You are given two integer sequences of length n: an array a and an array b.

You can perform the following operation any number of times:

• Increase an element a[i] by 1 at a cost of b[i].

Your goal is to make all the elements in array a distinct (i.e. no two elements are equal) while minimizing the total cost. However, before you start modifying the array, you are allowed to perform an unlimited number of operations to swap any two elements in array b (i.e. swap b[i] and b[j] for any 1 ≤ i, j ≤ n). This means you can arbitrarily reassign the cost multipliers among the indices.
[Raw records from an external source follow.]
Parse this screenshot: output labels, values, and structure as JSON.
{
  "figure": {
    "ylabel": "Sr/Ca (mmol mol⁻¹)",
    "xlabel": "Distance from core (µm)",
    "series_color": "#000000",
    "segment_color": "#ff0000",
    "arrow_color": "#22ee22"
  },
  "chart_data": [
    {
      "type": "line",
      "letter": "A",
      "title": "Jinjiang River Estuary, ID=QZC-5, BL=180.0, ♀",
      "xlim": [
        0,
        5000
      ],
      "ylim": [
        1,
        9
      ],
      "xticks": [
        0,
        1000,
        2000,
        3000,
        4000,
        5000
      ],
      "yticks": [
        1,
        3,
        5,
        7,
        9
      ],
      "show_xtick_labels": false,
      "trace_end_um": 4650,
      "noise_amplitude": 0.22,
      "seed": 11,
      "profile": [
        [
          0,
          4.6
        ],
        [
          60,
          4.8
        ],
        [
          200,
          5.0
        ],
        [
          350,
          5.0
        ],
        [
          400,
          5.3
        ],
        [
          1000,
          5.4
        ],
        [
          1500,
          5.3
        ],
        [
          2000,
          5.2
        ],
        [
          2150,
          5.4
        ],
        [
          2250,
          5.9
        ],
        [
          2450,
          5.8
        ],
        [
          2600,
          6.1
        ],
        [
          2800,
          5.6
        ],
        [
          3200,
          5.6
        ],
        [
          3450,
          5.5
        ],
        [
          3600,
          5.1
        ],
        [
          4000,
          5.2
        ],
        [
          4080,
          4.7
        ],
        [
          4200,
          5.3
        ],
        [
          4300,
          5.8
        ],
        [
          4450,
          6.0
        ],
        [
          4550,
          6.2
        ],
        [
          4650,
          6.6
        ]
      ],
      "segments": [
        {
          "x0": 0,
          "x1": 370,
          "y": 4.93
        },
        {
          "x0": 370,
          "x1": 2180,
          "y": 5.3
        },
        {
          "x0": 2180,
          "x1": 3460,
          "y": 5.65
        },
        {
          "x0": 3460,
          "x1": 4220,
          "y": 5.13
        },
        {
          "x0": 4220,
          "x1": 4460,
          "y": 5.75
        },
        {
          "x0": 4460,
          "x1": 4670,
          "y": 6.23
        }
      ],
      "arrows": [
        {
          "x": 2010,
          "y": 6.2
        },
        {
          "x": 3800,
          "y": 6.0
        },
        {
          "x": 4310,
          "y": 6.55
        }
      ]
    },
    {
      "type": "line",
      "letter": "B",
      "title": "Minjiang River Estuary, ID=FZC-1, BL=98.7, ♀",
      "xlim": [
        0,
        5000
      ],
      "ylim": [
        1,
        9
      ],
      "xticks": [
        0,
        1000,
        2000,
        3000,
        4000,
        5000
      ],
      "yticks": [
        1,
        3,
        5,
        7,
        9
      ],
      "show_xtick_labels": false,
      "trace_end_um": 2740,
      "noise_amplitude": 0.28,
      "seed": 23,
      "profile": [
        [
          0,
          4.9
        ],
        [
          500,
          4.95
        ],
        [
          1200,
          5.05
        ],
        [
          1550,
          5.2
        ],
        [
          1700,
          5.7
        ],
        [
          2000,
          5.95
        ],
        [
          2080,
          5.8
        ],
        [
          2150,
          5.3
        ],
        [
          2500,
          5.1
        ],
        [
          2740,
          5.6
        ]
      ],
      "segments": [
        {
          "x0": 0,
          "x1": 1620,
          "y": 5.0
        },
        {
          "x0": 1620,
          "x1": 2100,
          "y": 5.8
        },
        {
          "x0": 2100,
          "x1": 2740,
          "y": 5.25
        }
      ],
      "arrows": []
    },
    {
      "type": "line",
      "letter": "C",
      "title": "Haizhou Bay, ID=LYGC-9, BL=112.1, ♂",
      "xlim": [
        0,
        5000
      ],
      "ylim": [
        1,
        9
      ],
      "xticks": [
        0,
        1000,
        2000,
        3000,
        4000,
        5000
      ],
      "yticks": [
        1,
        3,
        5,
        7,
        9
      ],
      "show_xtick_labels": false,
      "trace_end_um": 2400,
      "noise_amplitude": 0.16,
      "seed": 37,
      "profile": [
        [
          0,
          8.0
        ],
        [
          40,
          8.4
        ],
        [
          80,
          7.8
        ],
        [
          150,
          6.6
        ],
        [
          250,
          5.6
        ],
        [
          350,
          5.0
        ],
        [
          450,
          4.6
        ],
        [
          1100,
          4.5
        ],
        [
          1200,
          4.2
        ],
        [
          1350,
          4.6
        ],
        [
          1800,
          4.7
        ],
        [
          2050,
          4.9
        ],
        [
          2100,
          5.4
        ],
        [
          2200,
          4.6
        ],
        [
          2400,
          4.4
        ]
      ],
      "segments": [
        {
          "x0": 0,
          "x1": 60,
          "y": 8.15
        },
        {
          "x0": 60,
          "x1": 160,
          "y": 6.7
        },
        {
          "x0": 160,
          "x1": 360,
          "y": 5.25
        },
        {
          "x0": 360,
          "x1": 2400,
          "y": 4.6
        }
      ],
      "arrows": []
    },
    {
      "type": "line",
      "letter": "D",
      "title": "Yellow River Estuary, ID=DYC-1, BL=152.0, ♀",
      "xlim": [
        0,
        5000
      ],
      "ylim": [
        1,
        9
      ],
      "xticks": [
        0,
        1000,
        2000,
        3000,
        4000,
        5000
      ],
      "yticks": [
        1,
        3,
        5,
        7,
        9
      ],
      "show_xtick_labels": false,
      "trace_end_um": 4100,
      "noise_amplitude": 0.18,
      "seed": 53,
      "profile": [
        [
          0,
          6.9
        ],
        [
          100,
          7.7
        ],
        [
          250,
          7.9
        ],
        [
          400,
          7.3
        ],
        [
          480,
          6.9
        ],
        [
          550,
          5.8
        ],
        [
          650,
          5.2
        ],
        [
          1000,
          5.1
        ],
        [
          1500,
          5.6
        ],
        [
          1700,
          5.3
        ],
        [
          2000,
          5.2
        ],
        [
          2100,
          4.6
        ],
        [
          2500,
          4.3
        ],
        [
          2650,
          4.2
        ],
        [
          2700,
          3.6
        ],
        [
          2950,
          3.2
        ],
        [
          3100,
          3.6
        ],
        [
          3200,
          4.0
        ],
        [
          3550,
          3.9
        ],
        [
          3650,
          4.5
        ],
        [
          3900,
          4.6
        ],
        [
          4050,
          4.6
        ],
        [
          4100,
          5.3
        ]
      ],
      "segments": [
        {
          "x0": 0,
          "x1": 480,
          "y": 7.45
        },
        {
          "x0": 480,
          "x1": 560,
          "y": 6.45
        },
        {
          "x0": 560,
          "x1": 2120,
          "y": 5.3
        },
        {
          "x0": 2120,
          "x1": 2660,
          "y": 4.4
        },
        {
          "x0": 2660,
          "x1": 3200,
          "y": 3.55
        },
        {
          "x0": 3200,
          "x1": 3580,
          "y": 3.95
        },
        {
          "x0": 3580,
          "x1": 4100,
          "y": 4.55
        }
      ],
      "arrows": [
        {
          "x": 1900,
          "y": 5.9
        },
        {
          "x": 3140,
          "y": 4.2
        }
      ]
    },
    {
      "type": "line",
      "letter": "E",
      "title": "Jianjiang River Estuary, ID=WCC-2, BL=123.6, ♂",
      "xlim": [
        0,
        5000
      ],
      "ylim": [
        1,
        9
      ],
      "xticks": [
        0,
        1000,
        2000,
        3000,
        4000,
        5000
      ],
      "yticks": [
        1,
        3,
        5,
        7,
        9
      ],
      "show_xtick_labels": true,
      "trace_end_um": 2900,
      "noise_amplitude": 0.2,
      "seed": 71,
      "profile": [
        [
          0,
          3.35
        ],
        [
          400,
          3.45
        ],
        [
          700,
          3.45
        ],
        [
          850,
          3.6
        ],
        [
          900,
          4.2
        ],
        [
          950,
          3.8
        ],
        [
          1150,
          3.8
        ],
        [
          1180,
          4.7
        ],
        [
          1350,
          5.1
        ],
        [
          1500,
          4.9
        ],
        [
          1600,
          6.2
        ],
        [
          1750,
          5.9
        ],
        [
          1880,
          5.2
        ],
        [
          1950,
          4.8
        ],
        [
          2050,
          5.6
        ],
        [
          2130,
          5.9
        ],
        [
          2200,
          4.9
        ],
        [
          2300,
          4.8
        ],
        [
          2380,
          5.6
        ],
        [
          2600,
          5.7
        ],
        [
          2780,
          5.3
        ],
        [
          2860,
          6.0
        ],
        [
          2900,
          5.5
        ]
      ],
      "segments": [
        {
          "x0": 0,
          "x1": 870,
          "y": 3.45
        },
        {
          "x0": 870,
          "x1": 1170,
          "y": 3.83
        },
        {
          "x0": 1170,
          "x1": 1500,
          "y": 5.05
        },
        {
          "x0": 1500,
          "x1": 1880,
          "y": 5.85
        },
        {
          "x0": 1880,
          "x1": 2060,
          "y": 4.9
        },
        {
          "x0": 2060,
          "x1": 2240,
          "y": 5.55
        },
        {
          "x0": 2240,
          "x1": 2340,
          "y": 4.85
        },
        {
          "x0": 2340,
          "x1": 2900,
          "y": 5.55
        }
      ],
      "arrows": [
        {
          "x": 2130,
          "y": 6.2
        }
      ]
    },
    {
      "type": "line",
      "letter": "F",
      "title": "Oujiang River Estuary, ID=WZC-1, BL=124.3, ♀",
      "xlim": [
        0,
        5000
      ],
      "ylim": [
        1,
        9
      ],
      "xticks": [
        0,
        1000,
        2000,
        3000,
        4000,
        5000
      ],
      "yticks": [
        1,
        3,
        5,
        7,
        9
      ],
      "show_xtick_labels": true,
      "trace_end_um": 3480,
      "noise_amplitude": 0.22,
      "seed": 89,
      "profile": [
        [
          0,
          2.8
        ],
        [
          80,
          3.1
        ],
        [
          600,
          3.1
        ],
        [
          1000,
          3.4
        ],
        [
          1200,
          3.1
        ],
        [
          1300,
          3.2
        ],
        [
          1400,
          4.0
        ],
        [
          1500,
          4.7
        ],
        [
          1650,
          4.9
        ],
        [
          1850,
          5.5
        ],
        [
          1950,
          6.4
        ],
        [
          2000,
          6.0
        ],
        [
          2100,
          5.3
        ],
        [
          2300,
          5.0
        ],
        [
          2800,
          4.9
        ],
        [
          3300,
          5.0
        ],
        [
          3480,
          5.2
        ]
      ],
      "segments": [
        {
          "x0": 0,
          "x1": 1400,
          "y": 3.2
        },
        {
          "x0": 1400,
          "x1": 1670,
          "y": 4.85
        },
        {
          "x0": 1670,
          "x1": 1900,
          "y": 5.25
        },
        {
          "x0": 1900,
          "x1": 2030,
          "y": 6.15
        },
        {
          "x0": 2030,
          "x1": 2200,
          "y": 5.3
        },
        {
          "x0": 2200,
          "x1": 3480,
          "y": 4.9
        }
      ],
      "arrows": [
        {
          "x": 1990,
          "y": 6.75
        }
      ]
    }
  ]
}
Because the answer can be large, output the answer modulo \(2^{64}\) (i.e. 18446744073709551616).

Hints:

• Since swapping b is free, you can assign the cheaper costs to the indices which require more increments.
• A natural approach is to first sort the array a and then for each consecutive element, force the current element to be at least one more than the previous element. Let the increments required be \(inc[i] = f[i] - a[i]\) where \(f[i]\) is the final value for a[i].
• Once you calculate the required increments, sort these values in descending order, and sort the array b in ascending order. Then, by the rearrangement inequality, the minimum total cost is \(\sum_{i=0}^{n-1} inc_{desc}[i] \times b_{asc}[i]\).

inputFormat

The first line contains a single integer n (1 ≤ n ≤ 10⁵), representing the length of the arrays.

The second line contains n integers, the elements of array a (\(a_i\)).

The third line contains n integers, the elements of array b (\(b_i\)).

outputFormat

Output a single integer, the minimum total cost to make all elements in a distinct, taken modulo \(2^{64}\).

sample

2
1 1
100 1

1